Microsoft Corporation’s Marketing Channels





Microsoft Corporation’s Marketing Channels

A marketing channel, also known as a distribution channel, is a method used by a firm to sell its products or services (distribution channel). According to Moore and Pareek, large corporations prefer to use intermediaries within their marketing channels to ensure a high level of convenience and variety for their customers (91). The use of well-established marketing channels also helps large corporations like Microsoft to cut down on costs because they service a wide customer base with clients all over the world. When corporations transfer the responsibilities of shipping and selling to second parties, they transfer the logistical nightmare to those parties as well. In doing so, they increase the efficiency in the process of distribution and decrease the costs of production (Moore and Pareek 91).

Microsoft Corporation employs the use of three different channels to market its products (Distribution, Sales & Marketing). The first channel that the company uses is the Original Equipment Manufacturer (OEM). OEMs, in this case, are the companies and firms that manufacture the devices (laptops, desktop computers and tablets) on which Microsoft’s software packages are used. Microsoft uses these OEMs as a marketing channel by having them install Microsoft software on their devices before they sell them to the consumers (Distribution, Sales & Marketing). The Windows operating system is an example of a Microsoft product that is distributed primarily using OEMs.

Microsoft also uses distributors and resellers as a marketing channel (Distribution, Sales & Marketing). Many of the distribution chains that sell Microsoft products to the end-user deal with the main firm itself. Microsoft guides these distributors in their interactions to the customers to maximize the customer’s experience. Microsoft also uses large account resellers, who market the products to large organizations, and value added resellers, who market the software to small companies and individual users (Distribution, Sales & Marketing).

Microsoft also uses the internet as a marketing channel. Through the internet, the firm sells products to individual users and provides services for those who already use Microsoft software (Distribution, Sales & Marketing). Products and services are also distributed to companies and organizations, but the platform used to distribute to companies is separate from the one used to distribute to individual users (Distribution, Sales & Marketing). An additional advantage of using the internet is that it allows Microsoft to build their brand by maintaining a strong presence on social networking sites such as Facebook and Twitter (Apple vs. Microsoft on Facebook: Does Apple win?).

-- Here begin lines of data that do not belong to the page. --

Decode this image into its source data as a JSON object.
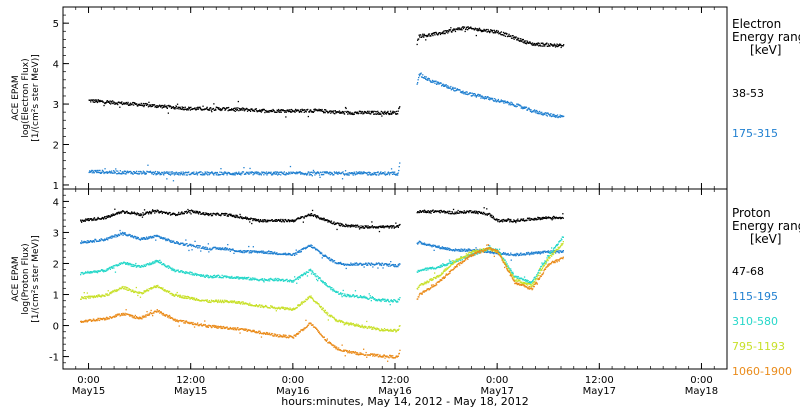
{
  "chart_data": [
    {
      "type": "scatter",
      "panel": "electron",
      "ylabel_lines": [
        "ACE EPAM",
        "log(Electron Flux)",
        "[1/(cm²s ster MeV)]"
      ],
      "ylim": [
        0.9,
        5.4
      ],
      "yticks": [
        1,
        2,
        3,
        4,
        5
      ],
      "xlim_hours": [
        0,
        96
      ],
      "legend_title_lines": [
        "Electron",
        "Energy ranges"
      ],
      "legend_unit": "[keV]",
      "gap": {
        "start": 73.0,
        "end": 77.0
      },
      "series": [
        {
          "name": "38-53",
          "color": "#000000",
          "x": [
            0,
            6,
            12,
            18,
            24,
            30,
            36,
            42,
            48,
            54,
            60,
            66,
            72.5,
            77.5,
            80,
            84,
            88,
            92,
            96,
            100,
            104,
            108,
            111.5
          ],
          "y": [
            3.1,
            3.05,
            3.0,
            2.95,
            2.9,
            2.9,
            2.88,
            2.85,
            2.85,
            2.85,
            2.8,
            2.8,
            2.8,
            4.7,
            4.72,
            4.8,
            4.9,
            4.85,
            4.8,
            4.65,
            4.5,
            4.48,
            4.45
          ]
        },
        {
          "name": "175-315",
          "color": "#1f7fd0",
          "x": [
            0,
            6,
            12,
            18,
            24,
            30,
            36,
            42,
            48,
            54,
            60,
            66,
            72.5,
            77.5,
            80,
            84,
            88,
            92,
            96,
            100,
            104,
            108,
            111.5
          ],
          "y": [
            1.35,
            1.33,
            1.32,
            1.3,
            1.3,
            1.3,
            1.3,
            1.3,
            1.3,
            1.3,
            1.3,
            1.3,
            1.3,
            3.75,
            3.6,
            3.45,
            3.3,
            3.2,
            3.1,
            3.0,
            2.85,
            2.75,
            2.7
          ]
        }
      ]
    },
    {
      "type": "scatter",
      "panel": "proton",
      "ylabel_lines": [
        "ACE EPAM",
        "log(Proton Flux)",
        "[1/(cm²s ster MeV)]"
      ],
      "ylim": [
        -1.4,
        4.4
      ],
      "yticks": [
        -1,
        0,
        1,
        2,
        3,
        4
      ],
      "xlim_hours": [
        0,
        96
      ],
      "legend_title_lines": [
        "Proton",
        "Energy ranges"
      ],
      "legend_unit": "[keV]",
      "gap": {
        "start": 73.0,
        "end": 77.0
      },
      "series": [
        {
          "name": "47-68",
          "color": "#000000",
          "x": [
            -2,
            4,
            8,
            12,
            16,
            20,
            24,
            28,
            32,
            36,
            40,
            44,
            48,
            52,
            56,
            58,
            60,
            64,
            68,
            72.5,
            77.5,
            82,
            86,
            90,
            94,
            96,
            100,
            104,
            108,
            111.5
          ],
          "y": [
            3.4,
            3.5,
            3.7,
            3.6,
            3.7,
            3.6,
            3.7,
            3.6,
            3.6,
            3.5,
            3.4,
            3.4,
            3.4,
            3.6,
            3.4,
            3.3,
            3.25,
            3.2,
            3.2,
            3.2,
            3.7,
            3.7,
            3.65,
            3.7,
            3.6,
            3.4,
            3.4,
            3.45,
            3.5,
            3.5
          ]
        },
        {
          "name": "115-195",
          "color": "#1f7fd0",
          "x": [
            -2,
            4,
            8,
            12,
            16,
            20,
            24,
            28,
            32,
            36,
            40,
            44,
            48,
            52,
            56,
            58,
            60,
            64,
            68,
            72.5,
            77.5,
            82,
            86,
            90,
            94,
            96,
            100,
            104,
            108,
            111.5
          ],
          "y": [
            2.7,
            2.8,
            3.0,
            2.8,
            2.9,
            2.7,
            2.6,
            2.5,
            2.5,
            2.4,
            2.4,
            2.35,
            2.3,
            2.6,
            2.2,
            2.05,
            2.0,
            2.0,
            2.0,
            1.95,
            2.7,
            2.55,
            2.45,
            2.45,
            2.4,
            2.35,
            2.3,
            2.35,
            2.4,
            2.4
          ]
        },
        {
          "name": "310-580",
          "color": "#25d7c9",
          "x": [
            -2,
            4,
            8,
            12,
            16,
            20,
            24,
            28,
            32,
            36,
            40,
            44,
            48,
            52,
            56,
            58,
            60,
            64,
            68,
            72.5,
            77.5,
            82,
            86,
            90,
            94,
            96,
            100,
            104,
            108,
            111.5
          ],
          "y": [
            1.7,
            1.8,
            2.05,
            1.9,
            2.1,
            1.8,
            1.7,
            1.6,
            1.6,
            1.55,
            1.5,
            1.5,
            1.45,
            1.8,
            1.3,
            1.1,
            1.0,
            0.95,
            0.85,
            0.8,
            1.8,
            1.9,
            2.1,
            2.3,
            2.5,
            2.45,
            1.6,
            1.4,
            2.3,
            2.9
          ]
        },
        {
          "name": "795-1193",
          "color": "#c8e02a",
          "x": [
            -2,
            4,
            8,
            12,
            16,
            20,
            24,
            28,
            32,
            36,
            40,
            44,
            48,
            52,
            56,
            58,
            60,
            64,
            68,
            72.5,
            77.5,
            82,
            86,
            90,
            94,
            96,
            100,
            104,
            108,
            111.5
          ],
          "y": [
            0.9,
            1.0,
            1.25,
            1.05,
            1.3,
            1.0,
            0.9,
            0.8,
            0.8,
            0.75,
            0.65,
            0.6,
            0.55,
            0.95,
            0.4,
            0.2,
            0.1,
            0.0,
            -0.1,
            -0.15,
            1.3,
            1.6,
            2.1,
            2.4,
            2.5,
            2.4,
            1.5,
            1.3,
            2.2,
            2.7
          ]
        },
        {
          "name": "1060-1900",
          "color": "#ea8b1a",
          "x": [
            -2,
            4,
            8,
            12,
            16,
            20,
            24,
            28,
            32,
            36,
            40,
            44,
            48,
            52,
            56,
            58,
            60,
            64,
            68,
            72.5,
            77.5,
            82,
            86,
            90,
            94,
            96,
            100,
            104,
            108,
            111.5
          ],
          "y": [
            0.15,
            0.25,
            0.4,
            0.25,
            0.5,
            0.2,
            0.1,
            0.0,
            -0.05,
            -0.1,
            -0.2,
            -0.3,
            -0.35,
            0.1,
            -0.5,
            -0.7,
            -0.8,
            -0.9,
            -0.95,
            -1.0,
            1.0,
            1.4,
            1.9,
            2.3,
            2.5,
            2.4,
            1.4,
            1.2,
            2.0,
            2.2
          ]
        }
      ]
    }
  ],
  "x_axis": {
    "ticks": [
      {
        "hours": 0,
        "label": "0:00",
        "date": "May15"
      },
      {
        "hours": 24,
        "label": "12:00",
        "date": "May15"
      },
      {
        "hours": 48,
        "label": "0:00",
        "date": "May16"
      },
      {
        "hours": 72,
        "label": "12:00",
        "date": "May16"
      },
      {
        "hours": 96,
        "label": "0:00",
        "date": "May17"
      },
      {
        "hours": 120,
        "label": "12:00",
        "date": "May17"
      },
      {
        "hours": 144,
        "label": "0:00",
        "date": "May18"
      }
    ],
    "title": "hours:minutes, May 14, 2012 - May 18, 2012"
  }
}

All three marketing channels used by Microsoft are integrated. Some of the OEMs that Microsoft uses double up as distributors as they help the firm to sell products directly to end-users (Distribution, Sales & Marketing). Additionally, some of these firms are involved in the installation and setting up of computer networks and they sometimes use this capacity to distribute Microsoft software to the firms and organizations that they are servicing. Both the OEMs and the distributors sometimes market Microsoft products on the internet. This is done by either directing clients to the official Microsoft websites or selling the products to the end-users themselves (Distribution, Sales & Marketing).

The promotion techniques applied vary in each marketing channel. This is because in each channel, the firm is dealing with a different type of clientele. In the OEMs, there is very little need for rigorous promotion. This is because most of the promotion is carried out by the OEMs as they try to sell their devices. When dealing with the distributors and resellers, the firm has to be aggressive in the promotion of its products because in this it is competing with rival software manufacturers. On the internet, the firm is again competing with rival software manufacturers. However, the clientele that the firm is dealing with on the internet is relatively younger than in the other channels. This means that there is a need for the promotions and marketing campaign to be trendy and alluring.


Works Cited

“Apple vs. Microsoft on Facebook: Does Apple win?” Socialbakers. n.p., 2010. Web. 6 Sept. 2013.

“distribution channel.” Cambridge Dictionaries Online, 2013. Web. 6 Sept. 2013.

“Distribution, Sales & Marketing.” Microsoft. Microsoft Corporation, 2011. Web. 6 Sept. 2013.

Moore, Karl and Niketh Pareek. Marketing: The Basics. London: Routledge, 2006. Print.